2. Les négociations internationales cherchent à définir une taxe sur les transactions financières dont l'unique finalité serait le financement des biens publics mondiaux
a) A l'opposé d'une taxe Tobin, la taxe sur les transactions financières se veut désormais une « taxe de rendement »
L'ancien ministre Philippe Douste-Blazy, conseiller spécial du Secrétaire général de l'ONU sur les financements innovants pour le développement, écrit, dans un rapport publié en décembre 2009, que la TTF a conceptuellement succédé à la taxe Tobin . Les deux sont quasi-identiques en termes d'assiette et de modalités de recouvrement, mais se distinguent par leur taux et leur finalité .
Ainsi, le taux de la taxe Tobin, même faible, doit être suffisamment élevé pour influencer le comportement des marchés financiers, mais celui de la TTF doit, au contraire, être encore plus faible pour, justement, ne pas perturber le fonctionnement des marchés.

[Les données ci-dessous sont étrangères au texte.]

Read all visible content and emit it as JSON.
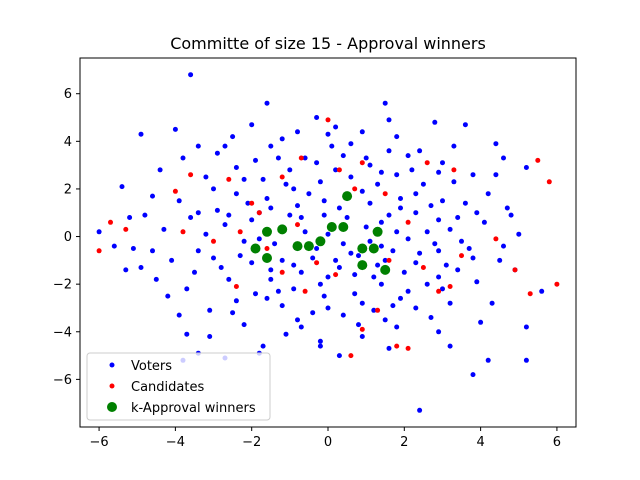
{
  "chart_data": {
    "type": "scatter",
    "title": "Committe of size 15 - Approval winners",
    "xlabel": "",
    "ylabel": "",
    "xlim": [
      -6.5,
      6.5
    ],
    "ylim": [
      -8.0,
      7.5
    ],
    "xticks": [
      -6,
      -4,
      -2,
      0,
      2,
      4,
      6
    ],
    "yticks": [
      -6,
      -4,
      -2,
      0,
      2,
      4,
      6
    ],
    "grid": false,
    "legend_position": "lower-left",
    "series": [
      {
        "name": "Voters",
        "color": "#0000ff",
        "marker": "small-dot",
        "points": [
          [
            -3.6,
            6.8
          ],
          [
            1.5,
            5.6
          ],
          [
            -1.6,
            5.6
          ],
          [
            2.8,
            4.8
          ],
          [
            3.6,
            4.7
          ],
          [
            -4.9,
            4.3
          ],
          [
            -4.0,
            4.5
          ],
          [
            -5.4,
            2.1
          ],
          [
            -6.0,
            0.2
          ],
          [
            -5.1,
            -0.5
          ],
          [
            -4.9,
            -1.3
          ],
          [
            -4.6,
            -0.6
          ],
          [
            -3.7,
            -4.1
          ],
          [
            -3.8,
            -5.2
          ],
          [
            -3.4,
            -4.9
          ],
          [
            -2.7,
            -5.1
          ],
          [
            -1.8,
            -4.9
          ],
          [
            4.2,
            -5.2
          ],
          [
            5.2,
            -5.2
          ],
          [
            3.8,
            -5.8
          ],
          [
            2.4,
            -7.3
          ],
          [
            5.2,
            -3.8
          ],
          [
            5.6,
            -2.3
          ],
          [
            4.8,
            0.9
          ],
          [
            4.6,
            3.3
          ],
          [
            4.4,
            3.9
          ],
          [
            5.2,
            2.9
          ],
          [
            4.5,
            -1.0
          ],
          [
            4.0,
            -3.6
          ],
          [
            3.2,
            -4.6
          ],
          [
            -4.4,
            2.8
          ],
          [
            -3.8,
            3.3
          ],
          [
            -2.9,
            3.5
          ],
          [
            -2.5,
            4.2
          ],
          [
            -1.5,
            3.8
          ],
          [
            -0.8,
            4.4
          ],
          [
            0.2,
            4.6
          ],
          [
            0.9,
            4.4
          ],
          [
            1.8,
            4.2
          ],
          [
            2.4,
            3.6
          ],
          [
            3.0,
            3.1
          ],
          [
            3.8,
            2.6
          ],
          [
            4.2,
            1.8
          ],
          [
            4.1,
            0.6
          ],
          [
            4.6,
            -0.4
          ],
          [
            3.9,
            -1.9
          ],
          [
            3.2,
            -2.8
          ],
          [
            2.7,
            -3.4
          ],
          [
            1.8,
            -3.8
          ],
          [
            0.9,
            -4.2
          ],
          [
            -0.2,
            -4.4
          ],
          [
            -1.1,
            -4.1
          ],
          [
            -2.2,
            -3.7
          ],
          [
            -3.1,
            -3.1
          ],
          [
            -3.7,
            -2.2
          ],
          [
            -4.1,
            -1.0
          ],
          [
            -4.3,
            0.3
          ],
          [
            -3.9,
            1.5
          ],
          [
            -3.2,
            2.5
          ],
          [
            -2.4,
            2.9
          ],
          [
            -1.7,
            2.4
          ],
          [
            -1.0,
            2.8
          ],
          [
            -0.3,
            3.1
          ],
          [
            0.4,
            3.4
          ],
          [
            1.1,
            3.0
          ],
          [
            1.8,
            2.6
          ],
          [
            2.5,
            2.2
          ],
          [
            3.0,
            1.5
          ],
          [
            3.4,
            0.8
          ],
          [
            3.5,
            -0.2
          ],
          [
            3.1,
            -1.2
          ],
          [
            2.6,
            -2.0
          ],
          [
            1.9,
            -2.6
          ],
          [
            1.2,
            -3.1
          ],
          [
            0.4,
            -3.3
          ],
          [
            -0.4,
            -3.2
          ],
          [
            -1.2,
            -2.9
          ],
          [
            -1.9,
            -2.4
          ],
          [
            -2.6,
            -1.8
          ],
          [
            -3.0,
            -0.9
          ],
          [
            -3.2,
            0.1
          ],
          [
            -2.9,
            1.1
          ],
          [
            -2.4,
            1.8
          ],
          [
            -1.6,
            1.6
          ],
          [
            -0.9,
            2.0
          ],
          [
            -0.2,
            2.3
          ],
          [
            0.6,
            2.5
          ],
          [
            1.3,
            2.2
          ],
          [
            1.9,
            1.6
          ],
          [
            2.3,
            1.0
          ],
          [
            2.6,
            0.2
          ],
          [
            2.4,
            -0.7
          ],
          [
            2.0,
            -1.5
          ],
          [
            1.4,
            -2.0
          ],
          [
            0.7,
            -2.4
          ],
          [
            -0.1,
            -2.5
          ],
          [
            -0.9,
            -2.2
          ],
          [
            -1.5,
            -1.8
          ],
          [
            -2.0,
            -1.1
          ],
          [
            -2.2,
            -0.2
          ],
          [
            -2.0,
            0.7
          ],
          [
            -1.5,
            1.2
          ],
          [
            -0.8,
            1.3
          ],
          [
            -0.1,
            1.5
          ],
          [
            0.5,
            1.6
          ],
          [
            1.1,
            1.4
          ],
          [
            1.6,
            0.9
          ],
          [
            1.8,
            0.2
          ],
          [
            1.7,
            -0.6
          ],
          [
            1.3,
            -1.2
          ],
          [
            0.7,
            -1.6
          ],
          [
            0.0,
            -1.7
          ],
          [
            -0.7,
            -1.5
          ],
          [
            -1.2,
            -1.0
          ],
          [
            -1.4,
            -0.3
          ],
          [
            -1.2,
            0.4
          ],
          [
            -0.7,
            0.8
          ],
          [
            -0.1,
            0.9
          ],
          [
            0.5,
            0.8
          ],
          [
            1.0,
            0.4
          ],
          [
            1.1,
            -0.2
          ],
          [
            0.8,
            -0.8
          ],
          [
            0.2,
            -1.0
          ],
          [
            -0.4,
            -0.9
          ],
          [
            -0.8,
            -0.5
          ],
          [
            -0.6,
            0.2
          ],
          [
            0.0,
            0.1
          ],
          [
            0.4,
            -0.3
          ],
          [
            -2.7,
            3.8
          ],
          [
            -1.2,
            4.1
          ],
          [
            0.6,
            3.9
          ],
          [
            2.1,
            3.4
          ],
          [
            3.3,
            2.3
          ],
          [
            3.9,
            1.0
          ],
          [
            3.8,
            -0.9
          ],
          [
            3.0,
            -2.2
          ],
          [
            1.5,
            -3.5
          ],
          [
            -0.7,
            -3.8
          ],
          [
            -2.5,
            -3.2
          ],
          [
            -3.5,
            -1.5
          ],
          [
            -3.6,
            0.8
          ],
          [
            -3.0,
            2.0
          ],
          [
            -1.9,
            3.2
          ],
          [
            0.1,
            3.8
          ],
          [
            1.6,
            3.6
          ],
          [
            2.9,
            2.7
          ],
          [
            3.6,
            1.4
          ],
          [
            3.7,
            -0.5
          ],
          [
            2.9,
            -1.7
          ],
          [
            1.7,
            -2.9
          ],
          [
            0.0,
            -3.0
          ],
          [
            -1.6,
            -2.6
          ],
          [
            -2.8,
            -1.3
          ],
          [
            -2.7,
            0.5
          ],
          [
            -2.1,
            1.4
          ],
          [
            -1.1,
            2.2
          ],
          [
            0.2,
            2.8
          ],
          [
            1.4,
            2.7
          ],
          [
            2.3,
            1.8
          ],
          [
            2.9,
            0.7
          ],
          [
            2.9,
            -0.6
          ],
          [
            2.3,
            -1.1
          ],
          [
            1.2,
            -1.7
          ],
          [
            -0.2,
            -2.0
          ],
          [
            -1.5,
            -1.4
          ],
          [
            -1.8,
            -0.1
          ],
          [
            -1.8,
            1.0
          ],
          [
            -0.5,
            1.8
          ],
          [
            0.9,
            1.9
          ],
          [
            1.9,
            1.2
          ],
          [
            2.1,
            -0.1
          ],
          [
            1.5,
            -1.0
          ],
          [
            0.3,
            -1.3
          ],
          [
            -0.9,
            -1.2
          ],
          [
            -1.0,
            0.9
          ],
          [
            0.3,
            1.2
          ],
          [
            1.4,
            0.6
          ],
          [
            1.4,
            -0.4
          ],
          [
            0.6,
            -0.7
          ],
          [
            -0.3,
            -0.5
          ],
          [
            -4.6,
            1.7
          ],
          [
            -4.8,
            0.9
          ],
          [
            -4.5,
            -1.8
          ],
          [
            -3.9,
            -3.3
          ],
          [
            -3.1,
            -4.2
          ],
          [
            -1.7,
            -4.6
          ],
          [
            0.3,
            -5.0
          ],
          [
            1.6,
            -4.7
          ],
          [
            2.9,
            -4.0
          ],
          [
            4.3,
            -2.8
          ],
          [
            4.9,
            -1.4
          ],
          [
            5.0,
            0.1
          ],
          [
            4.4,
            2.6
          ],
          [
            3.3,
            3.8
          ],
          [
            1.6,
            4.9
          ],
          [
            -0.3,
            5.0
          ],
          [
            -2.0,
            4.7
          ],
          [
            -3.4,
            3.8
          ],
          [
            -5.2,
            0.8
          ],
          [
            -5.3,
            -1.4
          ],
          [
            -2.3,
            -0.8
          ],
          [
            -2.6,
            0.9
          ],
          [
            -1.3,
            -2.3
          ],
          [
            0.9,
            -2.8
          ],
          [
            2.1,
            -2.3
          ],
          [
            2.8,
            -0.3
          ],
          [
            2.7,
            1.3
          ],
          [
            1.0,
            3.3
          ],
          [
            -0.6,
            3.3
          ],
          [
            -2.2,
            2.4
          ],
          [
            -3.4,
            1.0
          ],
          [
            -3.4,
            -0.6
          ],
          [
            -2.4,
            -2.7
          ],
          [
            -0.8,
            -3.5
          ],
          [
            0.8,
            -3.7
          ],
          [
            2.3,
            -3.0
          ],
          [
            3.4,
            -1.4
          ],
          [
            3.2,
            0.3
          ],
          [
            2.2,
            2.8
          ],
          [
            -1.3,
            3.3
          ],
          [
            -4.2,
            -2.5
          ],
          [
            4.7,
            1.2
          ],
          [
            0.0,
            4.3
          ],
          [
            -0.2,
            -4.6
          ],
          [
            -5.6,
            -0.4
          ]
        ]
      },
      {
        "name": "Candidates",
        "color": "#ff0000",
        "marker": "small-dot",
        "points": [
          [
            -6.0,
            -0.6
          ],
          [
            -5.7,
            0.6
          ],
          [
            -5.3,
            0.3
          ],
          [
            -4.0,
            1.9
          ],
          [
            -3.6,
            2.6
          ],
          [
            -2.6,
            2.4
          ],
          [
            -2.0,
            1.4
          ],
          [
            -1.8,
            1.0
          ],
          [
            -3.0,
            -0.2
          ],
          [
            -2.3,
            0.2
          ],
          [
            -1.2,
            -1.5
          ],
          [
            -0.6,
            -2.3
          ],
          [
            0.6,
            -5.0
          ],
          [
            0.9,
            -3.9
          ],
          [
            1.3,
            -3.1
          ],
          [
            2.1,
            -4.7
          ],
          [
            1.8,
            -4.6
          ],
          [
            2.9,
            -2.3
          ],
          [
            3.2,
            -2.1
          ],
          [
            5.3,
            -2.4
          ],
          [
            6.0,
            -2.0
          ],
          [
            5.8,
            2.3
          ],
          [
            5.5,
            3.2
          ],
          [
            4.4,
            -0.1
          ],
          [
            3.3,
            2.8
          ],
          [
            2.6,
            3.1
          ],
          [
            2.1,
            0.6
          ],
          [
            1.5,
            1.8
          ],
          [
            0.9,
            3.1
          ],
          [
            0.0,
            4.9
          ],
          [
            -0.7,
            3.3
          ],
          [
            -1.2,
            2.5
          ],
          [
            0.3,
            2.8
          ],
          [
            0.7,
            2.0
          ],
          [
            1.2,
            -0.4
          ],
          [
            1.6,
            -1.0
          ],
          [
            -0.8,
            0.5
          ],
          [
            -1.6,
            -0.5
          ],
          [
            0.2,
            -1.6
          ],
          [
            -0.3,
            -1.1
          ],
          [
            2.5,
            -1.3
          ],
          [
            -2.4,
            -2.1
          ],
          [
            4.9,
            -1.4
          ],
          [
            -3.8,
            0.2
          ],
          [
            3.5,
            -0.8
          ]
        ]
      },
      {
        "name": "k-Approval winners",
        "color": "#008000",
        "marker": "large-dot",
        "points": [
          [
            -1.9,
            -0.5
          ],
          [
            -1.6,
            0.2
          ],
          [
            -1.6,
            -0.9
          ],
          [
            -1.2,
            0.3
          ],
          [
            -0.8,
            -0.4
          ],
          [
            -0.5,
            -0.4
          ],
          [
            -0.2,
            -0.2
          ],
          [
            0.1,
            0.4
          ],
          [
            0.4,
            0.4
          ],
          [
            0.5,
            1.7
          ],
          [
            0.9,
            -0.5
          ],
          [
            1.2,
            -0.5
          ],
          [
            1.3,
            0.2
          ],
          [
            0.9,
            -1.2
          ],
          [
            1.5,
            -1.4
          ]
        ]
      }
    ]
  }
}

La possibilité d'établir une TTF s'inscrit par ailleurs désormais dans le cadre de la recherche de « financements innovants pour le développement » .

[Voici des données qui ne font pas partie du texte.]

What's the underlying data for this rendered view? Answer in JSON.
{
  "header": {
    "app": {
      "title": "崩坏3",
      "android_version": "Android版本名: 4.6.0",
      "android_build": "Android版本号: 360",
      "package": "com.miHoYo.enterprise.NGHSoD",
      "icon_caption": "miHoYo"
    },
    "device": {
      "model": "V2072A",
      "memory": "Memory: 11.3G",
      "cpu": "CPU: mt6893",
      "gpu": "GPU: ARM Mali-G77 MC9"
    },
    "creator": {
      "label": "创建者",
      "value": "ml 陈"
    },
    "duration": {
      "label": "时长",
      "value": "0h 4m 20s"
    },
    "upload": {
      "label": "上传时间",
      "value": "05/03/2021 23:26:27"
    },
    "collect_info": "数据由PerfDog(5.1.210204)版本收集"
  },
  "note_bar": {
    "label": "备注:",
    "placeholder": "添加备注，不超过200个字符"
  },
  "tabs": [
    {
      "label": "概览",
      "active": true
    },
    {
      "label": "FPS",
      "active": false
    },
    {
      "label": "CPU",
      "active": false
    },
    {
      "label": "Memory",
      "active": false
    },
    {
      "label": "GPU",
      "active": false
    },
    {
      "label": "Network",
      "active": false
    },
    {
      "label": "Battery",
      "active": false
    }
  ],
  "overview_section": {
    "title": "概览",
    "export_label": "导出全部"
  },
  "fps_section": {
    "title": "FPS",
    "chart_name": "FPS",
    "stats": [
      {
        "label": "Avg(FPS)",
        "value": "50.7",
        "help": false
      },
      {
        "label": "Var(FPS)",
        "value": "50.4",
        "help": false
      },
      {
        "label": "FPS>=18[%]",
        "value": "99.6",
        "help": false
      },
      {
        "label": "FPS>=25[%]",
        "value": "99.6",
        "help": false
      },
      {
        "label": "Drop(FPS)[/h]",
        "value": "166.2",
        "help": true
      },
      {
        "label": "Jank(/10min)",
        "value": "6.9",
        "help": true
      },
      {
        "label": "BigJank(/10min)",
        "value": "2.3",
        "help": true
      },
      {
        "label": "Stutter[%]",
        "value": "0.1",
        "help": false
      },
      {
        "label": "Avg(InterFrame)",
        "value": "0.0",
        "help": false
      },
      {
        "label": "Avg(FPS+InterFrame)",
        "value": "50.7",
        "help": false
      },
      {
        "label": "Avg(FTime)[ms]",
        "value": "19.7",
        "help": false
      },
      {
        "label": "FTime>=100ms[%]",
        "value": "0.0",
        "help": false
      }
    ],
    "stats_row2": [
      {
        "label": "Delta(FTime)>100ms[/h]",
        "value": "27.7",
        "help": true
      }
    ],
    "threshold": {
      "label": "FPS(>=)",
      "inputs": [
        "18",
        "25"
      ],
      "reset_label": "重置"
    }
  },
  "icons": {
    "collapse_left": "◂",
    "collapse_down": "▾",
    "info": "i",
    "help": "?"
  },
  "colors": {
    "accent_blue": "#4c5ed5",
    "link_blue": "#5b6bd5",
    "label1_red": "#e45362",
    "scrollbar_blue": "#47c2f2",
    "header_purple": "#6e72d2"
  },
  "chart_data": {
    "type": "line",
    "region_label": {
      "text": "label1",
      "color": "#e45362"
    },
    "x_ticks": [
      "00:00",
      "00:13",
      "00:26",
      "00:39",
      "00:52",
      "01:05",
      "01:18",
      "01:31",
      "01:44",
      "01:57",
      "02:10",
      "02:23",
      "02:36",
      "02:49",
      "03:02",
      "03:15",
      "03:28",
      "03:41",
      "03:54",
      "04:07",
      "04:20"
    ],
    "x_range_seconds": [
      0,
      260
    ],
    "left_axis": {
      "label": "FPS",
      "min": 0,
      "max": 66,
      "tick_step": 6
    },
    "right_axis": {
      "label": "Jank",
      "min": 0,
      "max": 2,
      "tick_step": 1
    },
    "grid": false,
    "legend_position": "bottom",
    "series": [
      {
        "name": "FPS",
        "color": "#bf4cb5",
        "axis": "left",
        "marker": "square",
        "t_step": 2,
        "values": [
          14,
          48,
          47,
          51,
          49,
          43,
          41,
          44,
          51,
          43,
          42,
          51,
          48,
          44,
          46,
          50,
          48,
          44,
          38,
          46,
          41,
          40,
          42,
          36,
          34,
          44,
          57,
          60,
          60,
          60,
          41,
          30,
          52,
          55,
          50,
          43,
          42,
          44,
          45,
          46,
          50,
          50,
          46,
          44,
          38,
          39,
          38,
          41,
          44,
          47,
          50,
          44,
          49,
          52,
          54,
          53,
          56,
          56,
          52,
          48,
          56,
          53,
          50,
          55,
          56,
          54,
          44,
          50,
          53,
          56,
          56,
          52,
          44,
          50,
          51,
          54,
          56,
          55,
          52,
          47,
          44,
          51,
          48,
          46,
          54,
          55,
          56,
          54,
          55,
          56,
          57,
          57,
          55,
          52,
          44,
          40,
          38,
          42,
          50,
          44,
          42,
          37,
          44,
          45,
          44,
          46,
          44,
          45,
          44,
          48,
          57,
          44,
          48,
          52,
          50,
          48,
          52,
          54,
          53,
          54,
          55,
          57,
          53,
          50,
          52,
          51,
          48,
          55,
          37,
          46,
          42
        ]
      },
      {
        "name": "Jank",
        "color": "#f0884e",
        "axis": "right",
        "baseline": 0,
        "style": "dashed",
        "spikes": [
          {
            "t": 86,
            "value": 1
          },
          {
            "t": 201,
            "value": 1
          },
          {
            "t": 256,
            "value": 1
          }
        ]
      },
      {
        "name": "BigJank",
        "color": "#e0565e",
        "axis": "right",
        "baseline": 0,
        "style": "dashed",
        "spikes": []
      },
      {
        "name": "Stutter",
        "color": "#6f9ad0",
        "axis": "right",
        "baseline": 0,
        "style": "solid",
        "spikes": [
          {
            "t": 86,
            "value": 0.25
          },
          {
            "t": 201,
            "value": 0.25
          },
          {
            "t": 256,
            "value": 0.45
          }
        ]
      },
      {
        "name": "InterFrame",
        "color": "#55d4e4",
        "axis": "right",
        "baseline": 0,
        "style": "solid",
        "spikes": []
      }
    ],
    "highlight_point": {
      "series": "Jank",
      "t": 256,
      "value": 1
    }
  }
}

La France prend ainsi une part très active et assure le secrétariat permanent du « Groupe pilote sur les financements innovants pour le développement », plate-forme réunissant cinquante-neuf pays, institutions internationales et organisations non gouvernementales, qui vise à promouvoir les réflexions sur la mise en place de mécanismes de financements innovants pour le développement.
Notre pays participe notamment, au sein du Groupe pilote, au groupe de travail sur les transactions financières internationales qui réunit onze Etats 6 ( * ) . Elle soutient la création d'une « Contribution solidaire internationale » qui prendrait la forme d'une taxe de 0,005 % sur les transactions financières dont le produit permettrait de financer les besoins alimentaires, la santé ou bien encore la lutte contre le changement climatique . Bernard Kouchner, ministre des affaires étrangères et européennes, a rencontré le Secrétaire général de l'ONU, le 7 décembre 2009, pour lui présenter cette initiative 7 ( * ) .

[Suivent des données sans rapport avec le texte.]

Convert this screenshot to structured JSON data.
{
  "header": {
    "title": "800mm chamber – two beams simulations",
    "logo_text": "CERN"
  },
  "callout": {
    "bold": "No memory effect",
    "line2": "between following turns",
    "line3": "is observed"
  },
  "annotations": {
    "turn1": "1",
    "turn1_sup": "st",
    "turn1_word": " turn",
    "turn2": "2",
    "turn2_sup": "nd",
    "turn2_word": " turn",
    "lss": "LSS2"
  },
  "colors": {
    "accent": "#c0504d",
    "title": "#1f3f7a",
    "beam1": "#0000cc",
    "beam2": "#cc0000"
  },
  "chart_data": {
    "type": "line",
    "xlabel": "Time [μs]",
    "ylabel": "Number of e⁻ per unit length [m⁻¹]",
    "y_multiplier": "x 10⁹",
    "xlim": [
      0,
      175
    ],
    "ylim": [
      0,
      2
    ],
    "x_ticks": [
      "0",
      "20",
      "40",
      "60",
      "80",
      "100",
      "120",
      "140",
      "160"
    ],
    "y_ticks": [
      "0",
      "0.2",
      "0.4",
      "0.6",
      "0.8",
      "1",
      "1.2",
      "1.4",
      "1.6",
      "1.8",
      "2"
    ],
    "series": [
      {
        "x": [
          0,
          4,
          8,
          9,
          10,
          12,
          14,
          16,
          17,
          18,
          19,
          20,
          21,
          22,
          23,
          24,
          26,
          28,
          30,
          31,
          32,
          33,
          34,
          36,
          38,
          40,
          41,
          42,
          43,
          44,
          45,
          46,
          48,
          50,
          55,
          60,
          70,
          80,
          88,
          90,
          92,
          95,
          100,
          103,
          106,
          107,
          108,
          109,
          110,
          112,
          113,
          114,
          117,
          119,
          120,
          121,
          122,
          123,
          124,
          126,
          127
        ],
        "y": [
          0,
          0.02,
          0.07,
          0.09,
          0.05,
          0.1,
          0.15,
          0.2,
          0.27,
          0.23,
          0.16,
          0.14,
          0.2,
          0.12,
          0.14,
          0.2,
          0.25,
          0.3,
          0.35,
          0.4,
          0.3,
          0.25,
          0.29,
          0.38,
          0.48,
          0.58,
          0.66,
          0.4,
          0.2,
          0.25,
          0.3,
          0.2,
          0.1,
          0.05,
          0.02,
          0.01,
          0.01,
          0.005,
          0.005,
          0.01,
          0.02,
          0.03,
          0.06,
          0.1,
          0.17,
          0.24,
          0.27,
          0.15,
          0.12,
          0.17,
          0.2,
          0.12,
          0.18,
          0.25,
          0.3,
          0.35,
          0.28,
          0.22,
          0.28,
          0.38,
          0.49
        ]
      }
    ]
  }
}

Bernard Kouchner et Christine Lagarde, ministre de l'économie, de l'industrie et de l'emploi, avaient auparavant précisé, dans une tribune publiée dans Le Monde , le 2 décembre 2009, qu'il « ne s'agit pas de proposer la mise en place d'une taxe Tobin , dont l'objectif premier était de réguler un marché des changes trop erratique. Non, il s'agit de financer le développement, sans perturber les transactions financières. Une taxe de 5 centimes sur 1.000 euros serait indolore mais pas sans conséquence pour le monde en développement : car même à un seuil aussi peu significatif, les recettes escomptées pourraient représenter jusqu'à 35 milliards d'euros ».
Le taux retenu - dix fois moins élevé que celui de la proposition de loi - montre que le projet français se distingue clairement de la taxe Tobin . En effet, la taxe n'a pas pour but de modifier le comportement des marchés financiers ou de provoquer une distorsion dans leur fonctionnement. L'association d'un taux très faible et d'une assiette large - mondiale et sur l'ensemble des transactions financières - permet d'obtenir un rendement maximal.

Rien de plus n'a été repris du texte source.